Israel-Saudi breakthrough needs more American muscle
Photos: AP Images
arly warning systems against incoming rocket attacks save lives. Ask Israelis whose homes border the Gaza Strip, and they will agree that sirens warning of an impending Hamas strike enable them to go about their daily activities and still scurry for shelter when necessary.
Every US president since Bill Clinton has tried to create an integrated air and missile defense system for all US allies in the Middle East. Most Arab countries have spurned those efforts, either because they prefer making one-on-one deals with the US, or because they object to open cooperation with Israel.
The Abraham Accords changed the paradigm, with Arab nations now more willing to deal with Israel, especially to counter Iran’s growing regional belligerence. So even if President Biden failed to make much progress on his recent Middle East swing-and-miss, a bipartisan group within the US Congress is shaking the cobwebs off these old defense plans.
The DEFEND Act of 2022 would encourage nine Arab nations, alongside Israel, to build joint air defenses against Iran, complete with early warning posts.
Senator Joni Ernst, an Iowa Republican who serves on the Senate Armed Services Committee and is co-chair of the Senate Abraham Accords Caucus, is leading the bipartisan effort in the Senate, along with New Jersey Democratic senator Cory Booker.
While Ernst commended Biden for re-engaging with Saudi Arabia, she says the Saudis need the kind of push that only Americans can provide.
“We want to see Saudi Arabia recognize Israel,” Senator Ernst said on a Zoom call last Thursday organized by JINSA, the Jewish Institute for National Security of America. To make that happen, Senator Ernst says the Biden administration must get its priorities straight.
“Everyone knows that there are human rights abuses in Saudi Arabia,” she said. “There are certain areas where we disagree adamantly with Saudi Arabia and their leadership. However, we do have a common adversary — Iran — and we need to work together to make sure that Saudi Arabia and Israel are moving in the right direction.”
Senator Ernst gained national prominence in 2015, early in her first term, when Republicans tapped her to deliver the nationally televised rebuttal to President Obama’s 2015 State of the Union message. Donald Trump briefly considered Ernst as his running mate in 2016. JINSA is a Washington-DC-based think tank that educates national security decision-makers on US strategic interests in the Middle East, and helped develop the DEFEND Act.
Iran is most feared for its efforts to manufacture nuclear weapons, but it uses military force to destabilize the Middle East every day. According to JINSA, Iran’s regional proxies fired some 740 projectiles at US personnel and Arab nations in 2021 and are on pace to surpass that in 2022, having fired more than 400 projectiles in the last six months.

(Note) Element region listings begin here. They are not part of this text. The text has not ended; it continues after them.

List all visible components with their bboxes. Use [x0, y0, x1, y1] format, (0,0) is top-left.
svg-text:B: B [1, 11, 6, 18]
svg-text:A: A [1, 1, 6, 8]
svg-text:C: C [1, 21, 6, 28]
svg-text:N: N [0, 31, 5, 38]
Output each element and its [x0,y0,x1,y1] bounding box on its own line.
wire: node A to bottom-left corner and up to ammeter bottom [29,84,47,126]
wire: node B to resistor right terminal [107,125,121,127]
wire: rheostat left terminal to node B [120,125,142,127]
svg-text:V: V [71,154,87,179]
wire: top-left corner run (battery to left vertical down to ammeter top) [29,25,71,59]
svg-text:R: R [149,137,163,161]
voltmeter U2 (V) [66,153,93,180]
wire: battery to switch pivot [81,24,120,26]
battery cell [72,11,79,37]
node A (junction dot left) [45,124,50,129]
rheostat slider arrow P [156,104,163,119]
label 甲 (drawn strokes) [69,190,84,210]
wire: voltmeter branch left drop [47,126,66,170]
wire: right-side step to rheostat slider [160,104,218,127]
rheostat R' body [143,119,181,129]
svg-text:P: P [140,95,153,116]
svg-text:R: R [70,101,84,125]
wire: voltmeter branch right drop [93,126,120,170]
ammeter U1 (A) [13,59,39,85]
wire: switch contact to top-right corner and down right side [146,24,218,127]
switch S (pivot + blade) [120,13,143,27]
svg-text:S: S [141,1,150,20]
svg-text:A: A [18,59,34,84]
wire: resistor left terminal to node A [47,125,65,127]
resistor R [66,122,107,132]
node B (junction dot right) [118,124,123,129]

The Biden administration has pinned its hopes on diplomacy, including a return to the nuclear deal Obama negotiated with the ayatollahs — something Ernst contends is a waste of time.
“I don’t know what the president is thinking and why he keeps proceeding,” she said. “It’s been clear for some time now that Iran has no intention of returning to any sort of agreement that would hamper them. They are within a hair’s breadth of having nuclear capabilities. So why are they going to reverse course?
Ernst answered her rhetorical question: “Iran is just a bad actor, and they are not going to change, no matter how much Joe Biden pursues them.”
While adding that she understands efforts to close gaps between Israel and Saudi Arabia, and the rest of the Arab world will take more “time and intense collaboration,” she insists that America can and must facilitate the process. “[Foreign leaders] are always much more confident when Americans are engaged in negotiations and helping coordinate activities, no matter where the region, no matter what the issue.”